= Dou Ying =

Western Han dynasty Chinese politician

Dou Ying (? – 130 BC) was a politician of the Western Han dynasty. He was the son of a cousin of Empress Dou, the wife of Emperor Wen of Han. He was granted the title of Marquis of Weiqi for his military achievements during the Rebellion of the Seven States. Later, due to a feud with Tian Fen, he was executed for "forging an imperial edict."

==Life==
===Emperor Wen's reign===
During the reign of Emperor Wen of Han, Dou Ying served as counsellor to Liu Pi, Prince of Wu, but later resigned due to ill health.

===Emperor Jing's reign===
When Emperor Jing came to the throne, Dou Ying was made steward of the empress and the heir apparent.
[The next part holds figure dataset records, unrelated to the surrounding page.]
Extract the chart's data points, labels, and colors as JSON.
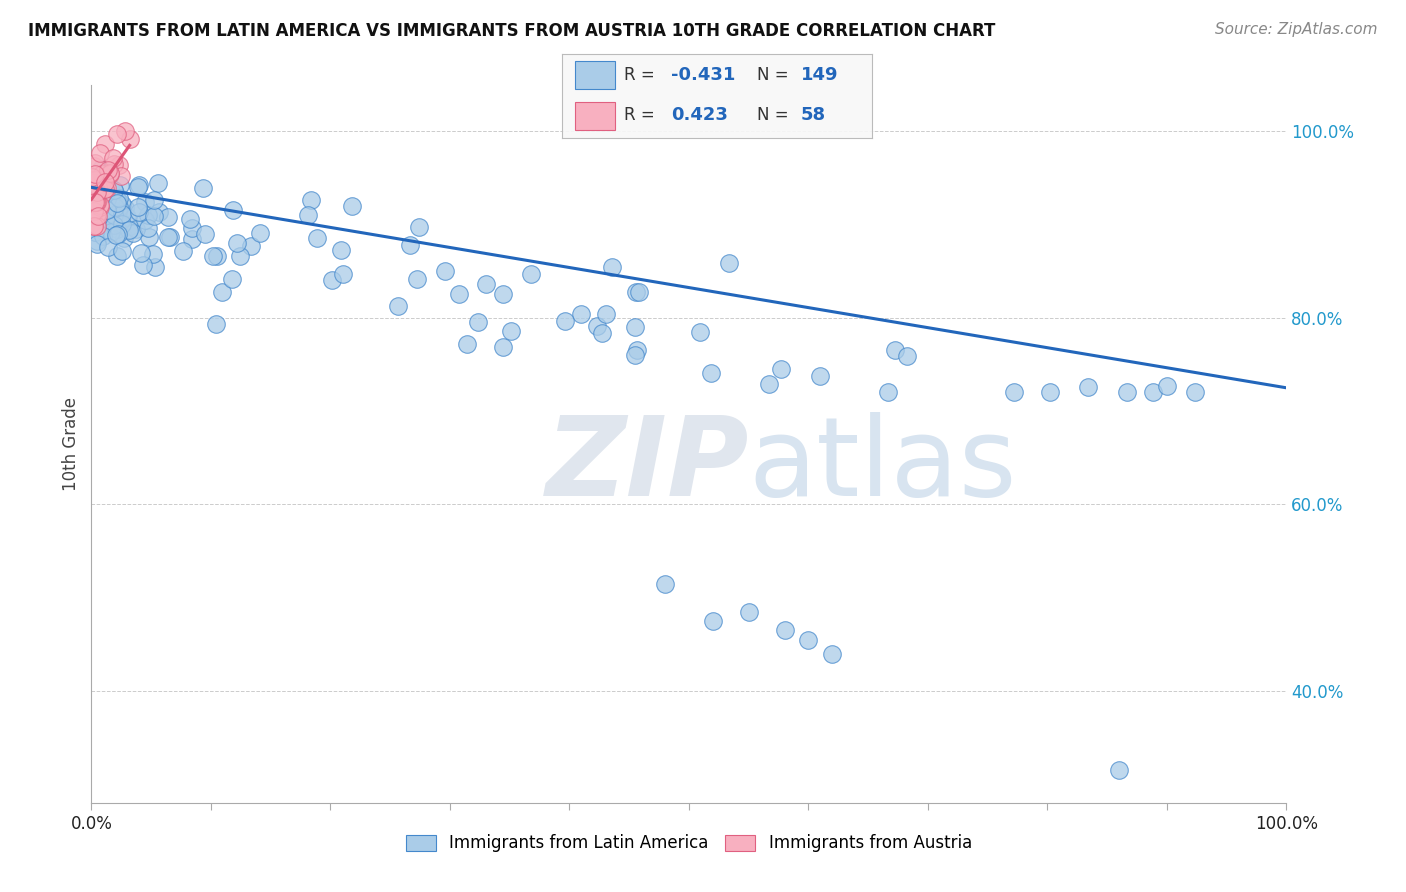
{
  "title": "IMMIGRANTS FROM LATIN AMERICA VS IMMIGRANTS FROM AUSTRIA 10TH GRADE CORRELATION CHART",
  "source": "Source: ZipAtlas.com",
  "ylabel": "10th Grade",
  "R_blue": -0.431,
  "N_blue": 149,
  "R_pink": 0.423,
  "N_pink": 58,
  "blue_color": "#aacce8",
  "blue_edge_color": "#4488cc",
  "blue_line_color": "#2266bb",
  "pink_color": "#f8b0c0",
  "pink_edge_color": "#e06080",
  "pink_line_color": "#dd5577",
  "legend_label_blue": "Immigrants from Latin America",
  "legend_label_pink": "Immigrants from Austria",
  "watermark_zip": "ZIP",
  "watermark_atlas": "atlas",
  "xlim": [
    0.0,
    1.0
  ],
  "ylim": [
    0.28,
    1.05
  ],
  "yticks": [
    0.4,
    0.6,
    0.8,
    1.0
  ],
  "ytick_labels": [
    "40.0%",
    "60.0%",
    "80.0%",
    "100.0%"
  ],
  "blue_line_y0": 0.94,
  "blue_line_y1": 0.725,
  "pink_line_x0": 0.0,
  "pink_line_x1": 0.032,
  "pink_line_y0": 0.927,
  "pink_line_y1": 0.985,
  "title_fontsize": 12,
  "source_fontsize": 11,
  "tick_fontsize": 12,
  "legend_fontsize": 12
}
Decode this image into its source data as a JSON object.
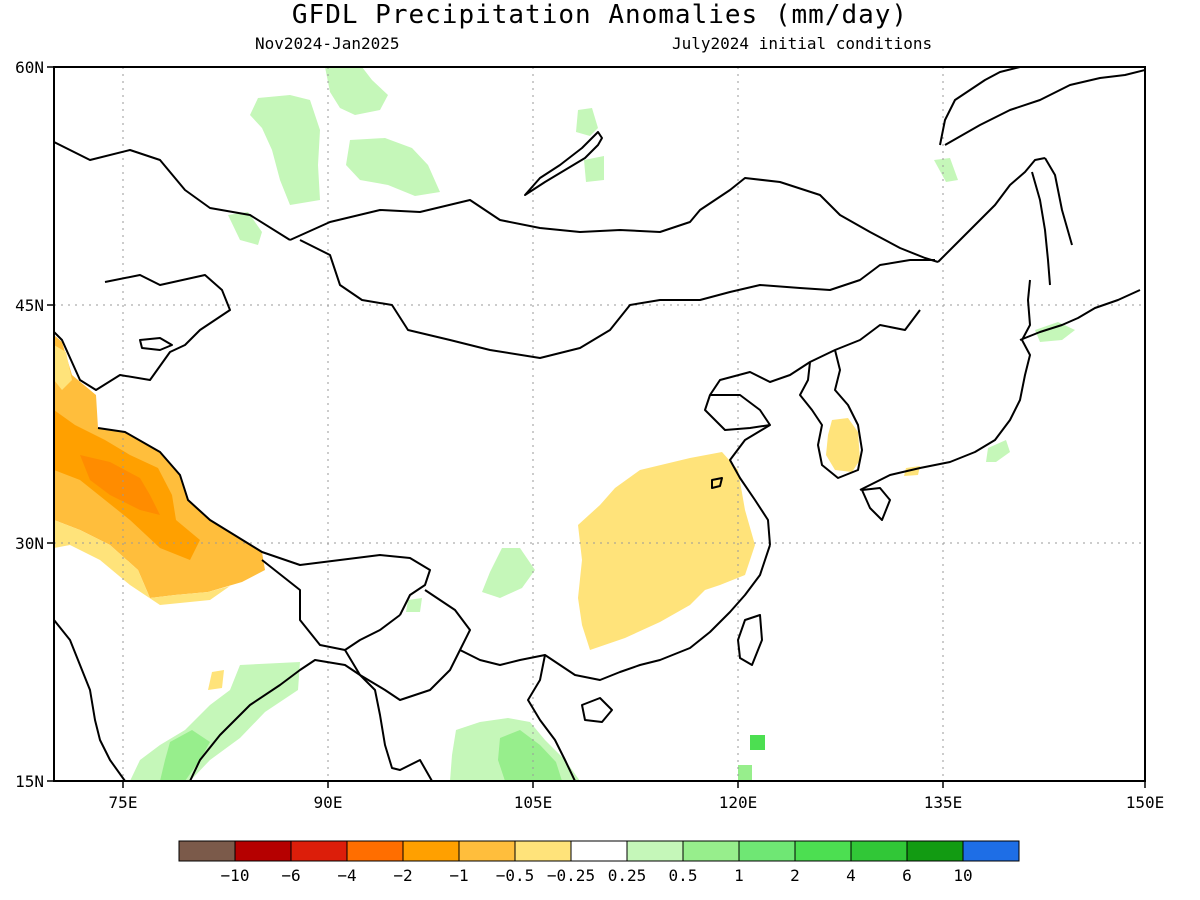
{
  "title": "GFDL Precipitation Anomalies (mm/day)",
  "period": "Nov2024-Jan2025",
  "initial_conditions": "July2024 initial conditions",
  "lat_labels": [
    "60N",
    "45N",
    "30N",
    "15N"
  ],
  "lon_labels": [
    "75E",
    "90E",
    "105E",
    "120E",
    "135E",
    "150E"
  ],
  "colorbar": {
    "colors": [
      "#7b5a4a",
      "#b50000",
      "#dc1e0a",
      "#ff6e00",
      "#ffa000",
      "#ffbe3c",
      "#ffe37a",
      "#ffffff",
      "#c5f7b9",
      "#97ee8c",
      "#6fe774",
      "#4cdf51",
      "#31c737",
      "#129b12",
      "#1e6ee6"
    ],
    "labels": [
      "-10",
      "-6",
      "-4",
      "-2",
      "-1",
      "-0.5",
      "-0.25",
      "0.25",
      "0.5",
      "1",
      "2",
      "4",
      "6",
      "10"
    ]
  },
  "map": {
    "lon_range": [
      70,
      150
    ],
    "lat_range": [
      15,
      60
    ],
    "anomaly_regions": [
      {
        "id": "himalaya-dry",
        "class": "-1 to -0.5",
        "color": "#ffbe3c"
      },
      {
        "id": "himalaya-core",
        "class": "-2 to -1",
        "color": "#ffa000"
      },
      {
        "id": "central-china-dry",
        "class": "-0.5 to -0.25",
        "color": "#ffe37a"
      },
      {
        "id": "korea-dry",
        "class": "-0.5 to -0.25",
        "color": "#ffe37a"
      },
      {
        "id": "siberia-wet",
        "class": "0.25 to 0.5",
        "color": "#c5f7b9"
      },
      {
        "id": "indochina-wet",
        "class": "0.5 to 1",
        "color": "#97ee8c"
      }
    ]
  }
}
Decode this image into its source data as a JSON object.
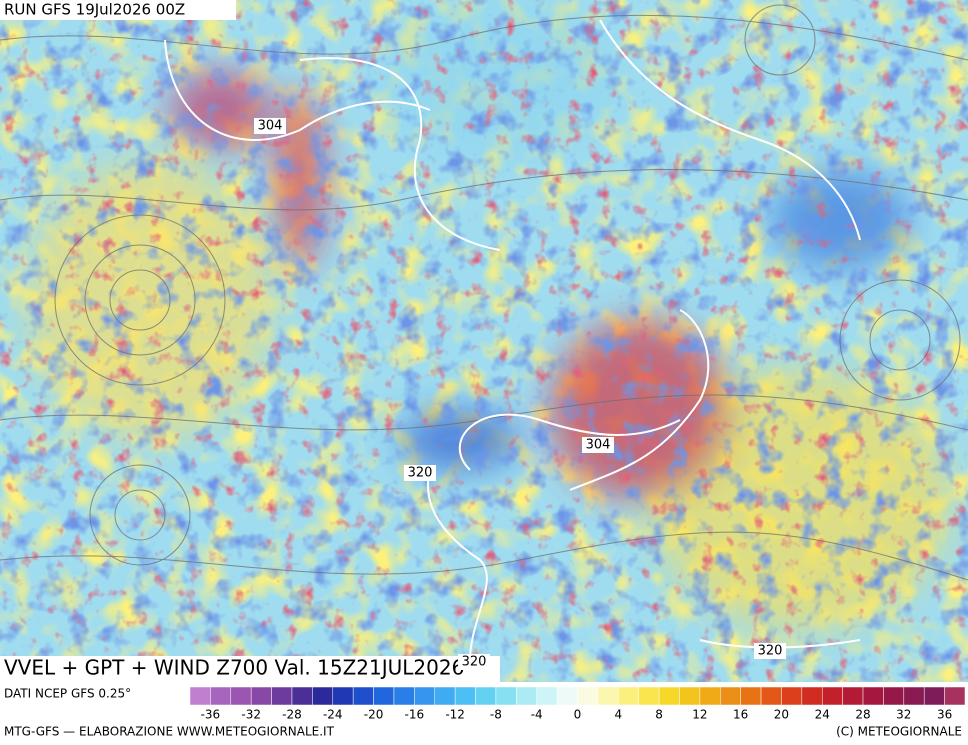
{
  "header": {
    "run": "RUN GFS 19Jul2026 00Z"
  },
  "map": {
    "title": "VVEL + GPT + WIND Z700 Val. 15Z21JUL2026",
    "contour_labels": [
      "304",
      "304",
      "320",
      "320",
      "320"
    ]
  },
  "colorbar": {
    "source": "DATI NCEP GFS 0.25°",
    "colors": [
      "#c07fcf",
      "#a865bd",
      "#9a56b0",
      "#8a48a6",
      "#6d3b9c",
      "#4b2f97",
      "#2c2a9b",
      "#1f38b3",
      "#1f4fcc",
      "#2266dd",
      "#2a7ee8",
      "#3595ef",
      "#3fabf3",
      "#4cc0f4",
      "#63d2f2",
      "#86e0f2",
      "#aaebf4",
      "#cdf4f6",
      "#eefaf8",
      "#fbfbe2",
      "#fbf6b0",
      "#fbef7e",
      "#f9e64e",
      "#f6d928",
      "#f3c41c",
      "#f0aa18",
      "#ec8f16",
      "#e87315",
      "#e35816",
      "#dc3f1b",
      "#d12c22",
      "#c2202b",
      "#b31a35",
      "#a4173f",
      "#961848",
      "#8a1a52",
      "#7e1c5a",
      "#a8325f"
    ],
    "ticks": [
      -36,
      -32,
      -28,
      -24,
      -20,
      -16,
      -12,
      -8,
      -4,
      0,
      4,
      8,
      12,
      16,
      20,
      24,
      28,
      32,
      36
    ]
  },
  "footer": {
    "credit": "MTG-GFS — ELABORAZIONE WWW.METEOGIORNALE.IT",
    "copyright": "(C) METEOGIORNALE"
  }
}
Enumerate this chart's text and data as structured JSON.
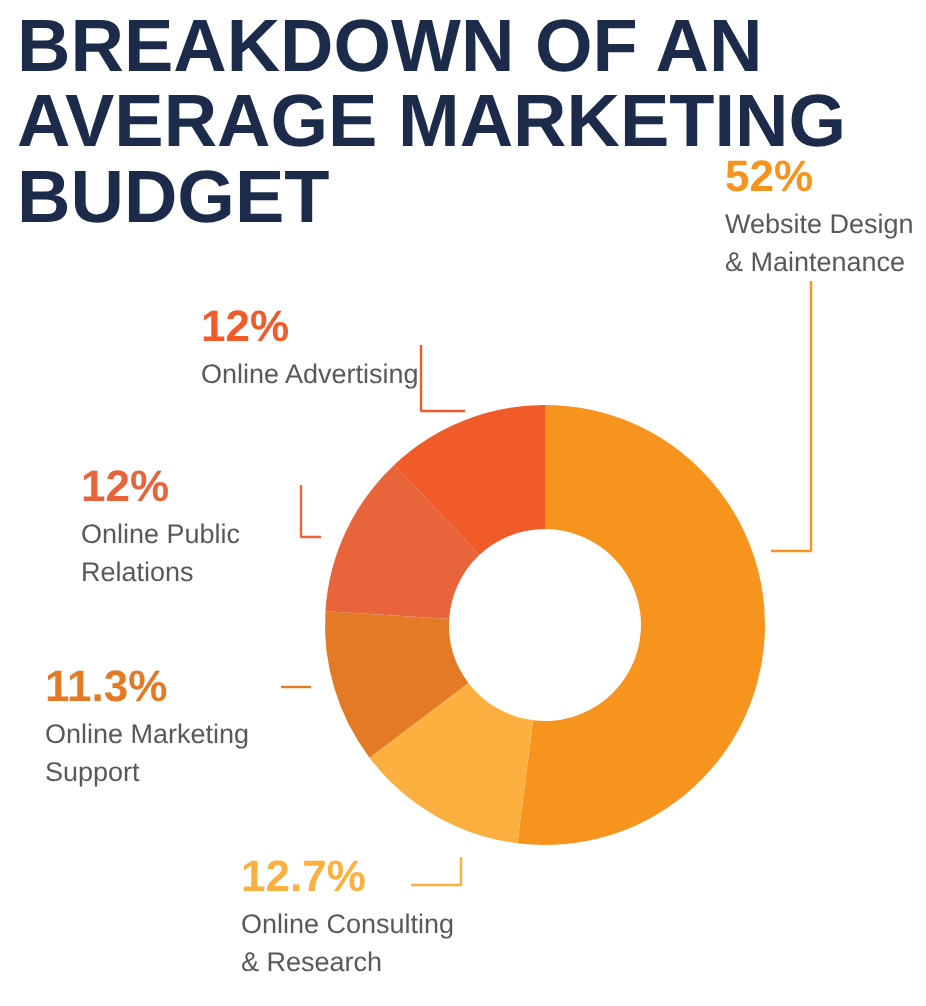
{
  "chart_data": {
    "type": "donut",
    "title": "BREAKDOWN OF AN\nAVERAGE MARKETING\nBUDGET",
    "categories": [
      "Website Design\n& Maintenance",
      "Online Consulting\n& Research",
      "Online Marketing\nSupport",
      "Online Public\nRelations",
      "Online Advertising"
    ],
    "values": [
      52,
      12.7,
      11.3,
      12,
      12
    ],
    "colors": [
      "#f7941d",
      "#fbb040",
      "#e57a26",
      "#e8643a",
      "#f15a29"
    ],
    "value_labels": [
      "52%",
      "12.7%",
      "11.3%",
      "12%",
      "12%"
    ]
  }
}
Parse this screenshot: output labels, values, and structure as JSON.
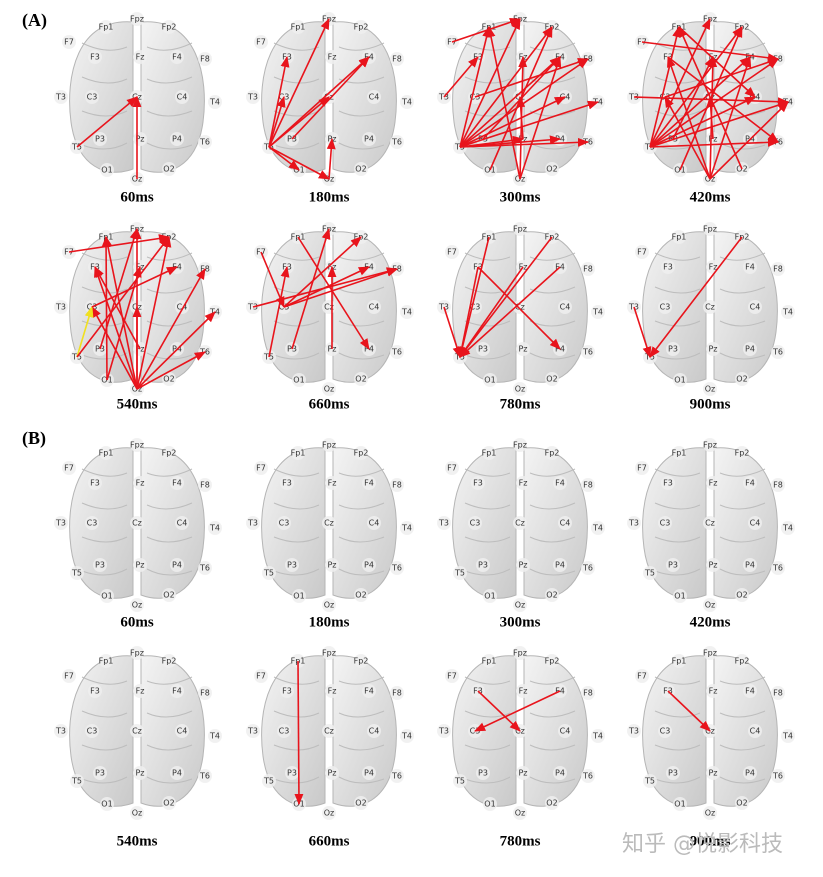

Liu Wu, the Prince of Liang and brother of Emperor Jing visited the royal court and was given a banquet. at the banquet Emperor Jing while drunk remarked that once he died he would hand over the empire to Liu Wu. Empress Dowager Dou was delighted to hear this as Liu Wu was her favourite son, however Dou Ying was quick to intervene, explaining that it is law that the empire must pass from father to son, and dissuaded Emperor Jing from the idea. Because of the ordeal, Empress Dowager Dou came to hate Dou Ying, while he in turn despised his post as steward and resigned on ill health. Empress Dowager Dou then excommunicated him from the royal family.

In third year of Emperor Jing's reign (141 BC), the kings of Wu and Chu revolted. Unable to find any able leaders among the imperial court, Dou Ying was made general in chief, despite his wishes. After the war, Dou Ying was made Marquis of Weiqi.

A year later, Emperor Jing appointed Dou Ying as the tutor for his son, Crown Prince Li. However he was later deposed of his title as Crown Prince, a decision which Dou Ying unsuccessfully protested against. After this, Dou Ying retired to Lantian in the foothills of the southern mountains, but was successfully persuaded to come back to the imperial court by Kao Sui.

===Emperor Wu's reign===
Upon ascending the throne, Emperor Wu appointed Dou Ying as Counsellor-in-chief and Tian Fen as Defender-in-chief, both of whom were advocates for Confucian teachings, which attracted the hatred of Empress Dowager Dou, an adherent of the Huang–Lao faith. She later forced both of them to retire from their positions.

In the sixth year of Emperor Wu's reign (135 BC), Empress Dowager Dou died, and Dou Ying had become more estranged from the emperor. Tian Fen, however, rose to prominence, and became Counsellor-in-chief. Many scholars gradually distanced themselves from Dou Ying and aligned themselves with Tian Fen.

Four years later (131 BC), Dou Ying's close friend Guan Fu was arrested and imprisoned by Tian Fen because he spoke rudely to Tian Fen at a banquet. He was sentenced to death. Dou Ying tried his best to rescue Guan Fu and argued with Tian Fen about the matter at court. However, due to pressure from Empress Dowager Wang (The sister of Tian Fen), Guan Fu was still sentenced to death along with his entire family, and Dou Ying was impeached and imprisoned for his defense of Guan Fu. However, Dou Ying claimed that at the end of Emperor Jing's reign, he had received an imperial edict that stated, "If you ever find yourself in any difficulty, you should appeal your case directly to the throne." Dou Ying then requested his nephew to request and audience with the emperor on his behalf. However, the chief secretary found no copy of the imperial edict that Dou Ying had received in the palace. Dou Ying was accused of having forged an imperial edict, and was sentenced to death. A year later, Guan Fu was executed, and once the news reached Dou Ying, he became angry and intended to starve himself to death. Though he was later told that the emperor had no intention of executing him, so he resumed eating again. However, Tian Fen had spread rumors that Dou Ying had been speaking evilly of the emperor. As a result, Dou Ying was publicly executed at the marketplace.